I was watching the news about the 'Palace' in St. Kilda which is now a music venue but way back when, was a convention centre, can't be sure about that. I do know that I suddenly remembered going to a function there for the Blight's work. I wore a long black silk crepe dress with a diamente necklace that hung down to my waist with silver shoes and bag and my hair was just beginning to grow. The shoes should give me a reasonable date because they were my favourite pair, my only pair of evening shoes in the style of Madame Pompadour and the damn dog ate the bow off one. It couldn't have eaten both, no just the one. Sorry sidetracked again. It's just that this whole event became so crystal clear in one moment after living somewhere else in my mind for years. I was nervous and I was ill with the flu, not a cold but the big 'I' and I walked into a room full of cigarette smoke and almost passed out. I said my hello's and walked straight out and got a cab home. End of boring story.

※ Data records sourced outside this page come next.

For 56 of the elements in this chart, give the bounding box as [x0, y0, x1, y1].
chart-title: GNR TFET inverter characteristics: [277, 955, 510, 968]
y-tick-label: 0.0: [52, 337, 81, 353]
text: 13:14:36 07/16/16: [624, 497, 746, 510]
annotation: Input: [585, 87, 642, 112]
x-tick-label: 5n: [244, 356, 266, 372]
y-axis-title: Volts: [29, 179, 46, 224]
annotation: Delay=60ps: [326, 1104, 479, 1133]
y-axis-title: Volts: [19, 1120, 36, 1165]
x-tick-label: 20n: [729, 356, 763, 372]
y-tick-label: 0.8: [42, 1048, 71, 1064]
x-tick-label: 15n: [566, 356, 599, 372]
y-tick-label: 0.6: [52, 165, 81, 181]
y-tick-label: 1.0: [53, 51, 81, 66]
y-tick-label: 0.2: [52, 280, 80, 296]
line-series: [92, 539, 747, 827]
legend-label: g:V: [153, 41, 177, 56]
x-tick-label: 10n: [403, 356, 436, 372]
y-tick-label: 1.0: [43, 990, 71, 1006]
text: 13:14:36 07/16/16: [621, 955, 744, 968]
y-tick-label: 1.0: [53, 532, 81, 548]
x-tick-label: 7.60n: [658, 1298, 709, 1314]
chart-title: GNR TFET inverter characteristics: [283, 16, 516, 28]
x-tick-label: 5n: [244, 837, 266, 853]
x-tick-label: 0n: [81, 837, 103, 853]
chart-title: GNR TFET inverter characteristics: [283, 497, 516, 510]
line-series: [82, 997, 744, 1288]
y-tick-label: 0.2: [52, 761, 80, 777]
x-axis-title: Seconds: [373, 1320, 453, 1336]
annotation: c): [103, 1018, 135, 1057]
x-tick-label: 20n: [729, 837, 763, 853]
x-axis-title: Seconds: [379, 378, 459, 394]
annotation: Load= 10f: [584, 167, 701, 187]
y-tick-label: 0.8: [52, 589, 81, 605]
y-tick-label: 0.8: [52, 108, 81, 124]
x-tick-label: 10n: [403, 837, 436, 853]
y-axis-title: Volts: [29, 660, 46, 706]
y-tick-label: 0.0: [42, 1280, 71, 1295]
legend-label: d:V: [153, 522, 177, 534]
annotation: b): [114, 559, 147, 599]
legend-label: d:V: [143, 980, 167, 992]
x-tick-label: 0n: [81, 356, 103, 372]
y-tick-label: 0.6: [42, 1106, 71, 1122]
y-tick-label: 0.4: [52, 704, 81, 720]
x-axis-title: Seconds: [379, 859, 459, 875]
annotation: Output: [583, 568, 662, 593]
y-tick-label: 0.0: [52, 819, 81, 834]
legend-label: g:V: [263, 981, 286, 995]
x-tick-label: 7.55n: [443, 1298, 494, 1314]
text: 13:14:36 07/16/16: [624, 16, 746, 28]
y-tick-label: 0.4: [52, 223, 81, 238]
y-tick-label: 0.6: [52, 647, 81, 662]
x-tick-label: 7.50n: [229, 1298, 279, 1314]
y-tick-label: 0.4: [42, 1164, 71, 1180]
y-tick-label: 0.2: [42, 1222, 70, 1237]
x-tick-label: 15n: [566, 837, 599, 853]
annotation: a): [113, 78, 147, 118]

This era of my life was also one filled with panic attacks, nausea and hyperventilating. My constant companion was a paper bag to re-breathe CO2 before I passed out. I was classy even in that, the bag was a green one from Harrods in London. That gives me another reference point, my girlfriend brought it home after her overseas trip. So why should this memory gallop up and bite me in the generous backside? I've been having panic attacks again and it's taken a week or two to recognise them. No Harrods bag this time but two steepled hands across my nose and I'm right even if I'm in the middle of Westfield. A sit-down with a cup of coffee and it's business as usual. The difference between then and now is that I know what is happening to me and I know how to deal with it.

Now to get over the spider phobia, the cockroach phobia, the scales phobia, the fear of flying, fear of John Winston Howard living like Dracula, that is forever, then I might be on that road to mental wellbeing.

3 comments:

BwcaBrownie said...

Westfield and similar environs would give anyone with a brain an attack.

Would one of those Navajo dreamcatchers work for you I wonder?
Love and peace to you from the back of Bacchus

phil said...

I thought John Howard wanted us all to spend our days in a Westfield....consuming...becomine aspirational....

Two nightmares in one! Fortunately, there is coffee (in an independently owned coffee shop, not in a Westfield...)

JahTeh said...

It hit me today Link. In the first of my forgotten years, my mother had a lump removed from the breast (me too), a breast reduction, a broken leg and a heart attack. I was looking after my boy, my sister's boy, 3 dogs and four cats and an idiot husband. I didn't forget, I had post traumatic stress disorder.

Brownie, people were getting worried. RH has been getting banned all over the place. Gerry sends his love. Andrew's missed you. I thought you might be incarcerated in His Lordship's dungeon.
I have a dream catcher, I need a bigger one.

Phil, I'd love to be an aspirational consumer but I'm too busy welfare bludging. My latest doctor's bill was $69 of which I pay $7. How do families manage?